The next year will be a process of learning how to optimize the system, utilizing the DDC system with trend history and the optimization capabilities in the DDC programming. The first set-points and changeovers will be determined by engineering modeling. After that, the team will be trend logging, analyzing, and adjusting when to turn on the electric chiller, turn on the electric generator with the chiller, and so on. There are many variables in these algorithms. A lot of it is how the building actually responds, whether it is a weekend or a weekday, and what season it is - all of those real-life, real-time conditions that dynamically drive demand.

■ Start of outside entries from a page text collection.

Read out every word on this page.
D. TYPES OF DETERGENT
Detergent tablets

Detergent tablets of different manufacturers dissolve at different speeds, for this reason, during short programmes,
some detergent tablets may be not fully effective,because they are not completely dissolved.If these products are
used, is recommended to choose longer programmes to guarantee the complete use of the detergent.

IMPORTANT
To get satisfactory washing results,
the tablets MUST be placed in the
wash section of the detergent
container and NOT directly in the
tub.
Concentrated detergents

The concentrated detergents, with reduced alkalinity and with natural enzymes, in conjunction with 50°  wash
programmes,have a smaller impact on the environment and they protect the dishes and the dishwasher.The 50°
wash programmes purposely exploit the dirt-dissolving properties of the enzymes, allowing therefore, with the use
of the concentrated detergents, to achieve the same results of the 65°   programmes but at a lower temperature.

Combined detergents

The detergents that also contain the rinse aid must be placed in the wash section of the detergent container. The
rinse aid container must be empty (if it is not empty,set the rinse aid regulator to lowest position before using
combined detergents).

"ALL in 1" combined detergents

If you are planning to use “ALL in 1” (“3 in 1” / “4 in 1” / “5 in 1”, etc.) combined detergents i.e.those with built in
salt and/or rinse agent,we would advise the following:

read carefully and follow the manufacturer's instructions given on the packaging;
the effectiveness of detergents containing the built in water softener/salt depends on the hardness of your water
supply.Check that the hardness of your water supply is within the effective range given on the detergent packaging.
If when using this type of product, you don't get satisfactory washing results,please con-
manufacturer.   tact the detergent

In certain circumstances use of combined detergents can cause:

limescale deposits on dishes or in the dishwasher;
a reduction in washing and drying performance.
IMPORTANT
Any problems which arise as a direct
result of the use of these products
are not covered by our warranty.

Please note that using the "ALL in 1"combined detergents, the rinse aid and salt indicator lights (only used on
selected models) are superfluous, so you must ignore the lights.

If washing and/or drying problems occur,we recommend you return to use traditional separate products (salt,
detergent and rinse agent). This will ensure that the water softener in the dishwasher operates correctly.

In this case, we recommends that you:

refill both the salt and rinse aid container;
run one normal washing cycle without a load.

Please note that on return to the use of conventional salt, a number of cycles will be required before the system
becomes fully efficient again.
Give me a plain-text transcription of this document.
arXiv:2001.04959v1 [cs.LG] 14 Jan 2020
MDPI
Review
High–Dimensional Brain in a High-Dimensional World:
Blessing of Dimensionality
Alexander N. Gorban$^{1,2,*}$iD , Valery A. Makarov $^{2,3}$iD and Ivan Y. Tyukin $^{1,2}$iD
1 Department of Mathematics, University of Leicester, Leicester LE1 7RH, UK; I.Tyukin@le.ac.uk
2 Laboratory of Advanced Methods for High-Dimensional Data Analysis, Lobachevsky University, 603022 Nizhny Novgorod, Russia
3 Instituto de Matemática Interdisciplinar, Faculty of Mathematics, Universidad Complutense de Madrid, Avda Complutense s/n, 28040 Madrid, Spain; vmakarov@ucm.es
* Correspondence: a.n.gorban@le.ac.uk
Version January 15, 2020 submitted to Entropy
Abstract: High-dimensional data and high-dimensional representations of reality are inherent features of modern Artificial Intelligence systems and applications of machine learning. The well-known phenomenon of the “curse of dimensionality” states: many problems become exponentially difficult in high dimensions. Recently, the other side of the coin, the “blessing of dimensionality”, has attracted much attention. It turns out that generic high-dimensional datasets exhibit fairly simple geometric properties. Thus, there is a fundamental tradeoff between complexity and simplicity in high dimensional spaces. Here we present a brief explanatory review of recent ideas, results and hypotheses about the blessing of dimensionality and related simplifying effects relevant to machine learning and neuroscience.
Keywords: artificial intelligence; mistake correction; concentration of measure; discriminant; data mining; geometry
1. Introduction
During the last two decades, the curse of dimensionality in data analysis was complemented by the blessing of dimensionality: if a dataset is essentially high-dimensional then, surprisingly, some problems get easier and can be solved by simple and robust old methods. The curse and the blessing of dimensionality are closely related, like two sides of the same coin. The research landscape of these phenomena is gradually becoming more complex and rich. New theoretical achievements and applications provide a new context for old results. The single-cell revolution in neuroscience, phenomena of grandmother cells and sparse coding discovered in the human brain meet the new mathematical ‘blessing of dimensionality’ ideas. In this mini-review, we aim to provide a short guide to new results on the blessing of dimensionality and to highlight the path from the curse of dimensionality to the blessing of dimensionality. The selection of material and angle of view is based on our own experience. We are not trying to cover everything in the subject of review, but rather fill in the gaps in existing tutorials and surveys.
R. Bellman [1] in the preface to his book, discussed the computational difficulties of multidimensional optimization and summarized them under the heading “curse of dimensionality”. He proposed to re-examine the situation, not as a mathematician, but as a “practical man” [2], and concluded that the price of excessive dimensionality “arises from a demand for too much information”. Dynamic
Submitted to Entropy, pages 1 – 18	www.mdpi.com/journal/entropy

For example, in the middle of wintertime, the team still might be able to run that electric chiller off the grid. There might be a certain point in time where the other 8 kilos on the campus are starting to ramp up and the team all of a sudden needs to stop using that big electric chiller and push right into the absorption chiller. Going forward, the team also will continue to analyze current utility rates and contracts for the opportunity to initiate cogen operations.

BGCE looks forward to the next 10 years as an opportunity to further creative development of systems for medical-campus utility design.

Author's Bio: Denis M. Beaudin, P.E., is president and cofounder of Beaudin Ganze Consulting Engineers Inc., a full-service mechanical, electrical, and plumbing engineering firm with offices in Vail, CO; Denver, CO; and Lake Tahoe, CA.